Yesterday I wrote about why snow leopard researchers use satellite collars on wild snow leopards to collect data. This interview with Orjan Johannson from the Panthera / SLT snow leopard project in Mongolia’s South Gobi desert shows the role that satellite collars played in the recent discovery of the first ever wild cubs in a den. (Interview by James Fair, environment editor of BBC Wildlife Magazine.)
These photos of the cubs and their mum Lasya were taken by Orjan and his team.

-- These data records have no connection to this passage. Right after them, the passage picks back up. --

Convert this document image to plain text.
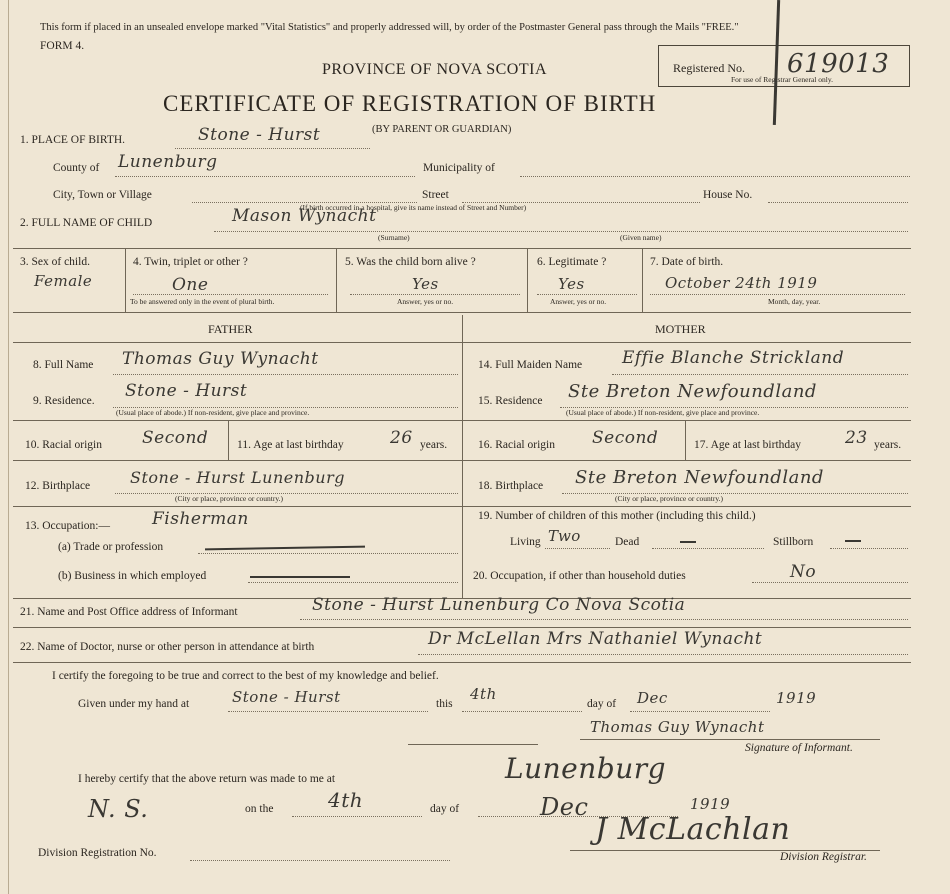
This form if placed in an unsealed envelope marked "Vital Statistics" and properly addressed will, by order of the Postmaster General pass through the Mails "FREE."
FORM 4.
PROVINCE OF NOVA SCOTIA
CERTIFICATE OF REGISTRATION OF BIRTH
Registered No. 619013
For use of Registrar General only.
1. PLACE OF BIRTH.	Stone - Hurst	(BY PARENT OR GUARDIAN)
County of Lunenburg	Municipality of
City, Town or Village	Street	House No.
(If birth occurred in a hospital, give its name instead of Street and Number)
2. FULL NAME OF CHILD	Mason Wynacht
(Surname)	(Given name)
3. Sex of child.
Female
4. Twin, triplet or other ?
One
To be answered only in the event of plural birth.
5. Was the child born alive ?
Yes
Answer, yes or no.
6. Legitimate ?
Yes
Answer, yes or no.
7. Date of birth.
October 24th 1919
Month, day, year.
FATHER	MOTHER
8. Full Name Thomas Guy Wynacht
9. Residence. Stone - Hurst
(Usual place of abode.) If non-resident, give place and province.
10. Racial origin Second 11. Age at last birthday	26 years.
12. Birthplace Stone - Hurst Lunenburg
(City or place, province or country.)
13. Occupation:— Fisherman
(a) Trade or profession
(b) Business in which employed
14. Full Maiden Name Effie Blanche Strickland
15. Residence Ste Breton Newfoundland
(Usual place of abode.) If non-resident, give place and province.
16. Racial origin Second	17. Age at last birthday	23 years.
18. Birthplace Ste Breton Newfoundland
(City or place, province or country.)
19. Number of children of this mother (including this child.)
Living Two	Dead	Stillborn
20. Occupation, if other than household duties	No
21. Name and Post Office address of Informant	Stone - Hurst Lunenburg Co Nova Scotia
22. Name of Doctor, nurse or other person in attendance at birth	Dr McLellan Mrs Nathaniel Wynacht
I certify the foregoing to be true and correct to the best of my knowledge and belief.
Given under my hand at	Stone - Hurst	this
4th
day of Dec	1919
Thomas Guy Wynacht
Signature of Informant.
I hereby certify that the above return was made to me at	Lunenburg
N. S.	on the	4th	day of	Dec	1919
Division Registration No.
J McLachlan
Division Registrar.
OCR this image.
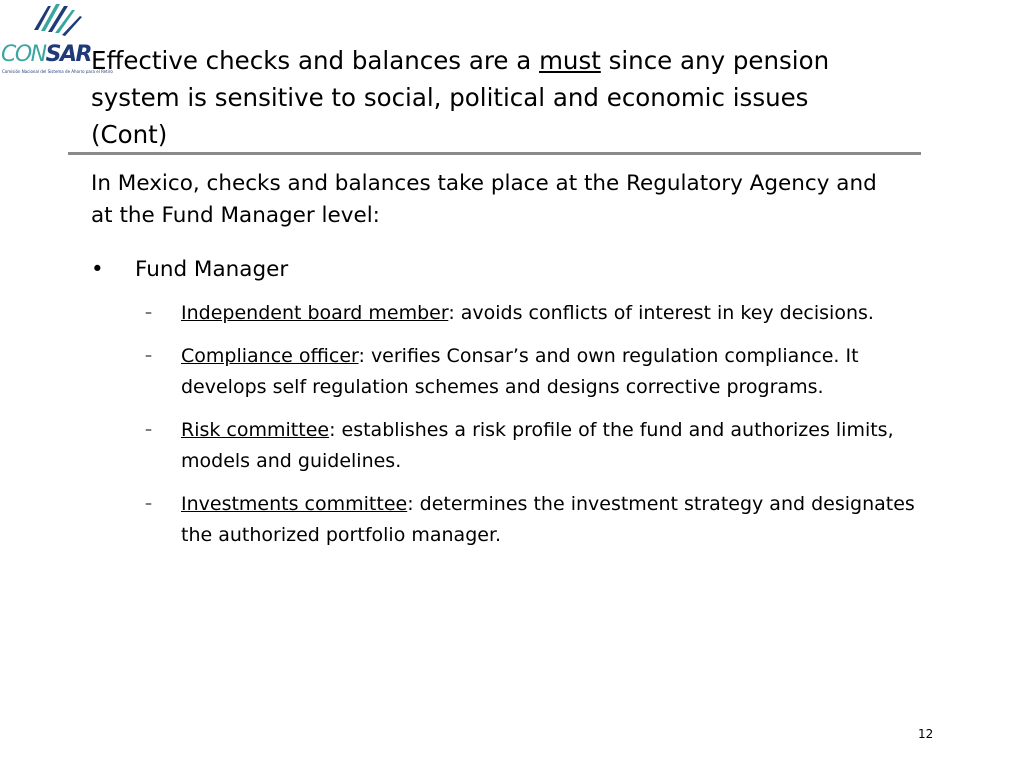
CONSAR
Comisión Nacional del Sistema de Ahorro para el Retiro
Effective checks and balances are a must since any pension system is sensitive to social, political and economic issues (Cont)

In Mexico, checks and balances take place at the Regulatory Agency and at the Fund Manager level:

• Fund Manager

– Independent board member: avoids conflicts of interest in key decisions.
– Compliance officer: verifies Consar’s and own regulation compliance. It develops self regulation schemes and designs corrective programs.
– Risk committee: establishes a risk profile of the fund and authorizes limits, models and guidelines.
– Investments committee: determines the investment strategy and designates the authorized portfolio manager.
12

“How did you find the cubs?
We caught and collared two adult females last year. Then, towards the end of May this year, 2012,, the GPS on their collars indicated that they were restricting their movements to a small area. So we thought that they were about to den and give birth.
What happened next?
Both females disappeared, and we spent 12 days listening to the radio signals from their collars. They were in a small area, but the mountains are full of crevices so it was hard to know exactly where.
How did you work it out?
Approaching a possible den site, we realised from 50m away that one of the females was there. Getting closer, I heard the cubs and I could smell them, too – adults don’t usually smell.
How did you get the footage?
The cats were behind a rock wall 1m high. No one wanted to put their head above the wall, so we attached a video camera to an antenna.
We were really pleased to get the cubs on camera, because it will help us in our efforts to persuade politicians to protect the area.”